Jay Dahal

Healthcare revenue cycle management

Physician group recovered $1.4M in denied claims and cut billing lag from 42 to 11 days

A multi-specialty Texas physician group was running a 42-day average billing lag, losing $1.4M annually to preventable claim denials, and operating without a denial management workflow. A revenue cycle overhaul — covering charge capture, coding compliance, denial root-cause analysis, and payer contract renegotiation — recovered the denied revenue and cut billing lag to 11 days within six months.

$1.4M

denied claims recovered

11 days

average billing lag (from 42)

-72%

denial rate reduction (18% to 5%)

3

payer contracts renegotiated

$1.4M in denied claims recovered within 12 months. Average billing lag reduced from 42 to 11 days. Denial rate dropped from 18% to under 5% through systematic root-cause correction.

Starting conditions

A multi-specialty physician group with twelve providers operating in Texas. The group had an in-house billing team processing claims but no denial management workflow, no root-cause tracking on denials, and no payer contract review in over three years. Days in accounts receivable averaged 42. Denial rate was running at 18% — nearly four times the industry benchmark.

Problem

A billing lag of 42 days and a denial rate of 18% are compounding problems. Every day in AR is cash not available for operations. Every denied claim that is not reworked within 90 days is permanently lost. The group was losing revenue not from low patient volume but from the infrastructure around collection.

Work done

  • Revenue cycle audit: mapped the billing lag by payer, CPT code family, and provider — identifying the specific upstream breakdowns producing each denial category.
  • Charge capture process redesign: eliminated the documentation gaps between clinical encounter and billing submission that were producing the highest-volume clean-claim failures.
  • Denial management workflow: built a structured denial queue by root cause (medical necessity, coding, eligibility, timely filing) with assigned rework owners and SLA targets for each category.
  • Coding compliance review: identified the top twenty high-denial CPT codes across the group and built provider-specific documentation templates aligned to payer-specific requirements.
  • Payer contract renegotiation: three of the group's top-five payers by volume had contracts running below current market rate — negotiated updates added measurable improvement to net collections per visit.
  • AR aging clean-up: systematic rework of the 90–180 and 180+ day buckets to recover claims before the filing deadline.

Operational constraints

The billing team had to continue processing current claims while the denial backlog was being reworked — parallel workstreams required careful prioritization. Payer contract negotiations had to be conducted without triggering a network participation review. Provider documentation changes had to be introduced without disrupting clinical workflow.

Timeline

Six-month engagement. Month 1: audit and root-cause mapping. Month 2: charge capture redesign, denial workflow build. Month 3–4: coding compliance and provider documentation templates. Month 5–6: payer contract renegotiation, AR aging clean-up, results documentation.

Results

  • $1.4M

    denied claims recovered

  • 11 days

    average billing lag (from 42)

  • -72%

    denial rate reduction (18% to 5%)

  • 3

    payer contracts renegotiated

Business outcome

$1.4M in denied claims recovered within 12 months. Average billing lag reduced from 42 to 11 days. Denial rate dropped from 18% to under 5% through systematic root-cause correction.

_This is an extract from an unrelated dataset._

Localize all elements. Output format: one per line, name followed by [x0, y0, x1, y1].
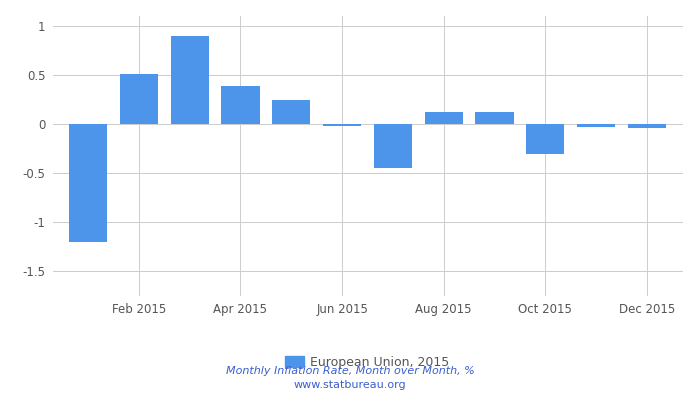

Portfolio companies involved

  • Focus Health

    Revenue cycle strategy and operations

Key takeaways

  1. 1

    A denial rate above 5% is almost always a process problem, not a payer problem. The top five root causes of denials — missing prior auth, wrong modifier, eligibility mismatch, untimely filing, medical necessity documentation — have structured solutions. The audit always finds the same culprits.

  2. 2

    Days in AR is a lagging indicator. The upstream drivers are charge capture lag, clean-claim rate at first submission, and the speed of denial rework. Fix those three metrics and the AR number moves without direct management.

  3. 3

    $1.4M in denied claims is not unusual for a twelve-provider group with no denial management workflow. Most physician groups are sitting on a recoverable AR balance they do not know exists because the aging report does not separate recoverable from expired.

  4. 4

    Payer contract renegotiation is the highest-leverage revenue cycle intervention available to a multi-specialty group — and the most frequently skipped. Contracts that have not been reviewed in three years are almost always below current market rates.